MinimapFeatureFlags minimapFeatureFlags_ = {}: Minimap feature flags requested.

bool expandPlayerRelative_ = {true}: Flag to expand player relative from enum to one-hot in minimap.

class UpgradeState

#include <replay_parsing.hpp>

UpgradeState class loads information stored in yaml and determines the time points of the game when an upgrade is active for the player.
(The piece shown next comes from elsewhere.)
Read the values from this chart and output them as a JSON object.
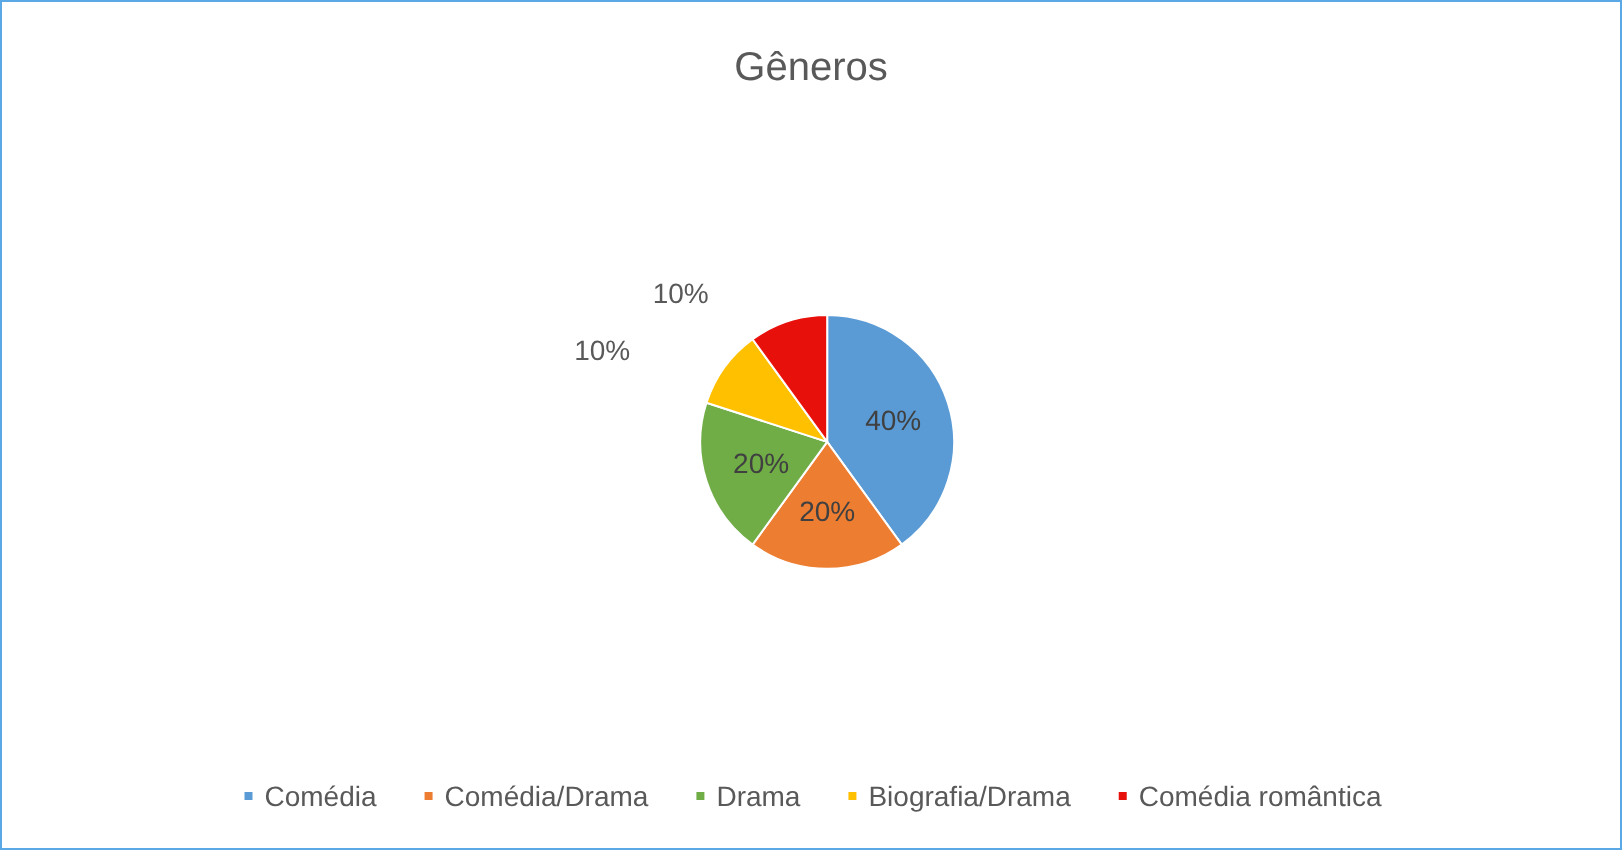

This class can be queried with getState with a gameStep to return a one-hot encoding of the currently active upgrades.

Public Functions

explicit UpgradeState(std::filesystem::path dataFile)

Create upgrade timing instance using information based on dataFile.

Parameters:: dataFile – Path to the yaml containing upgrade action data for each game version and race.

void setVersion(std::string_view version)

Set the version of the game.

Parameters:: version – string description of the game version i.e. 4.9.1.12345

void setRace(Race race) noexcept

Set the race of the player.

Parameters:: race – The race to set

void calculateTimes(const std::vector<std::vector<Action>> &playerActions, const std::vector<unsigned int> &gameTime)

Calculate and set the expected reserach completion times based on the actions and their timepoint.

Parameters:

playerActions – Vector of actions the player has performed at each timepoint
gameTime – The timepoint in the game each action is associated with

template<typename T> inline auto getState(std::size_t timeIdx) const -> py::array_t<T>

Get a one-hot encoding vector of the state of upgrades (0 false, 1 true)

Template Parameters:: T – datatype of the one-hot encoding
Parameters:: timeIdx – The timepoint to calculate the state of upgrades
Returns:: one-hot encoding of currently active upgrades as a py::array

Private Functions

auto getValidIds() const -> const std::set<int>&

Get the set of actions ids that correspond to upgrade actions based on currentRace_ and gameVersion_.

Returns:: Set of upgrade actions

auto getValidRemap() const -> const std::unordered_map<int, std::array<int, 3>>&

Get remapping of generic tiered “upgrade” action to the distinct tiers.

Returns:: Mapping from generic tiered action id to actual tier ids.

void loadInfo(): Fill out the id2delay_ mapping with the information from dataFile_ based on the currentRace_ and gameVersion_.

Private Members

std::filesystem::path dataFile_: Path to yaml file that contains upgrade action data from each game version and faction.

std::unordered_map<std::string, std::unordered_map<int, int>> gameVersion2id2delay_ = {}: Mapping from action/upgrade id to the time it takes to research in game steps.

Race currentRace_ = {Race::Random}: Current race of the player.

std::vector<int32_t> upgradeTimes_ = {}: The times when the upgrade is active for the player.

std::string gameVersion_ = {}: The current version of the game.